The improvements at FNRBC are the first of several stormwater infrastructure projects to be unveiled throughout the county within the next year.

As a result of the partnership, at the county’s expense, several rain gardens have been installed in front of the church, and drainage pavers and sand were installed alongside the church. There is a new trench in the middle of the parking lot neatly covered with rocks, and the lot was graded slightly to allow run off to be channeled to the rain garden. More work is planned.

Greg Cannito, managing director of Corvis Solutions, who has been overseeing the contractual work for the partnership said that in addition to cleansing water the partnership will help small, local, minority and disadvantaged businesses, putting them on a sustainable career path.

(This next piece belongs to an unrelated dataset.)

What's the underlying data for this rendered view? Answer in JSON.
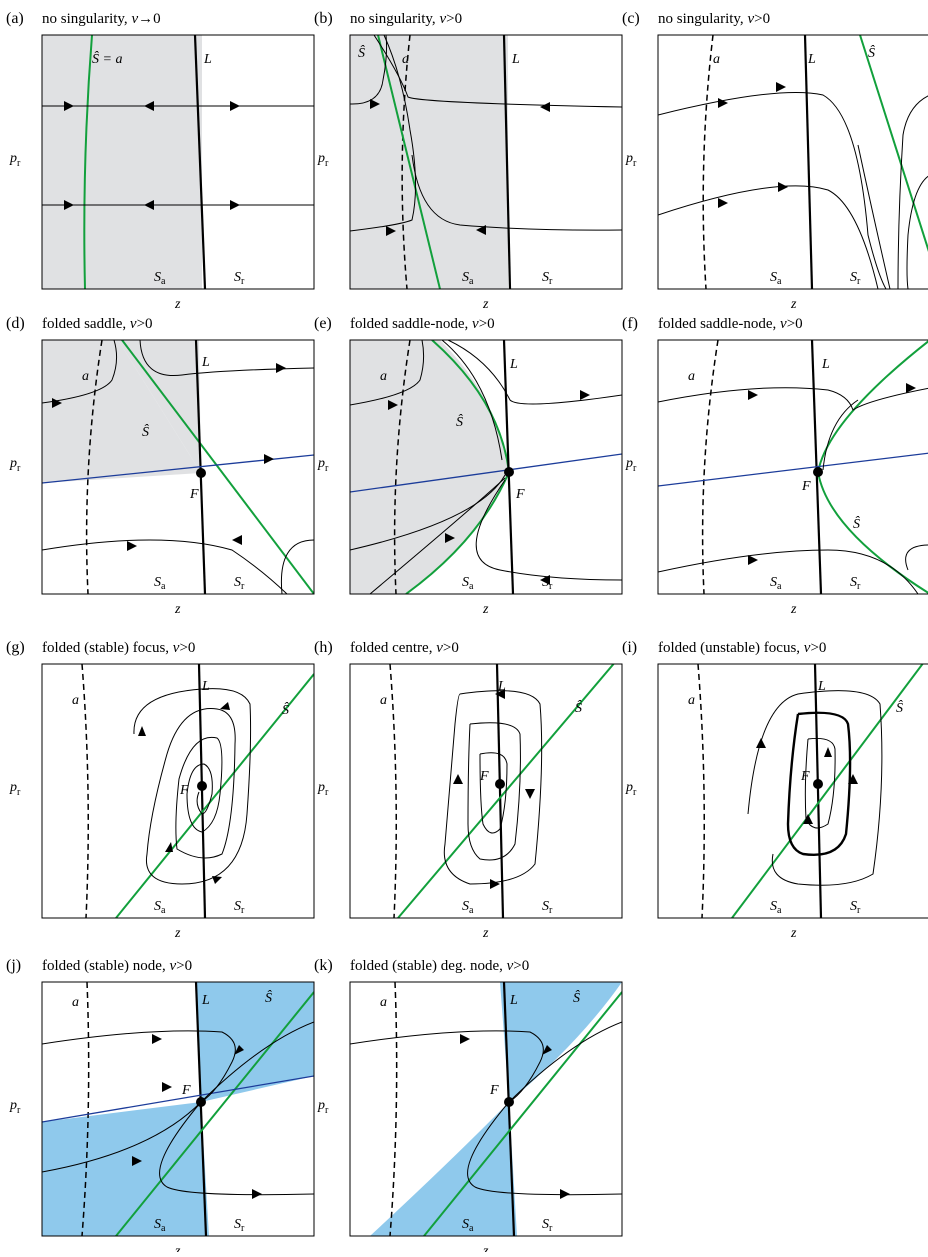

Adam Ortiz, director of the county department of the environment, said over 50 percent of people living in Prince George’s County leave each morning to work outside the county—giving them less time to volunteer at church and other organizations, less time to spend with their families. And it’s less money being spent in the county. The partnership will help keep those workers in Prince George’s County.

The agreement wasn’t quick and easy. Thomas and other local pastors were very concerned about the fee, or “rain tax,” imposed on businesses and residents in 2013. The fee was in response to a federal mandate to help filter out the pollutants that end up in storm water runoff after it rains, which eventually end up in the Chesapeake Bay.

“We were polluting too much and needed to clean it up,” Ortiz explained. It was a huge project and county officials were brainstorming ways to best benefit the county. Ortiz said Derrick Davis, Vice-Chair, Prince George’s County Council Member-District 6, said, “Talk to the churches.”

Oritz smiled and shook his head when he shared about the first meetings with a group of pastors. Ortiz said he had a 30-minute slide show but didn’t get too far.

“We had our concerns,” Thomas admitted. Churches were placed in a category with other businesses. “We challenged that, yes we did. Because we wanted to make sure that the first amendment was always adhered to …in terms of our churches being able to be a free agent to do what we were led to do,” he said, adding that the work of the churches is ministering to the least, the lost and the forgotten and to look out for the poor. Thomas said that churches must be vigilant in protection of the first amendment and preventing “backdoor” taxes on churches that could set a very dangerous precedence.

But with discussion came trust and a plan that will benefit the church, the government, create jobs and build the economy. “We had the tremendous opportunity to sit down and listen to each other and find ways to work together,” Ortiz said.

Thomas said the meetings were positive. In the past, “bureaucrats,” generally said what was going to happen. Adam Ortiz did not do that. “We sat and dialoged weeks at a time in dealing with where we are today. I thank God for listening ears and open hearts and people who understand the church is an integral part in making a difference in everything that we do as a community.”

In the process of decision-making, Thomas, with pastors in the Collective Empowerment Group, and in the Prince George’s Baptist Association, took a tour of the Anacostia River with the Anacostia Water Shed Society. They saw the pollution first hand.

“We saw fish with sores, and yet, people are eating those fish.” Thomas was convinced to move forward.

Adam Ortiz said that after meeting with the pastors, he is convinced; churches are indeed special—they have a unique opportunity to educate and inspire people to be good stewards.

Thomas said in other areas, funds are being received from churches but those churches do not see the benefits. The partnership allows churches to see their money being used in ways that benefit the church in addition to the community.

Over 100 churches have signed up to participate in the Alternative Compliance program.

Roland Jones, director of Prince George’s County Office of Central Services said, “This could be the Silicon Valley in Maryland regarding storm water management.”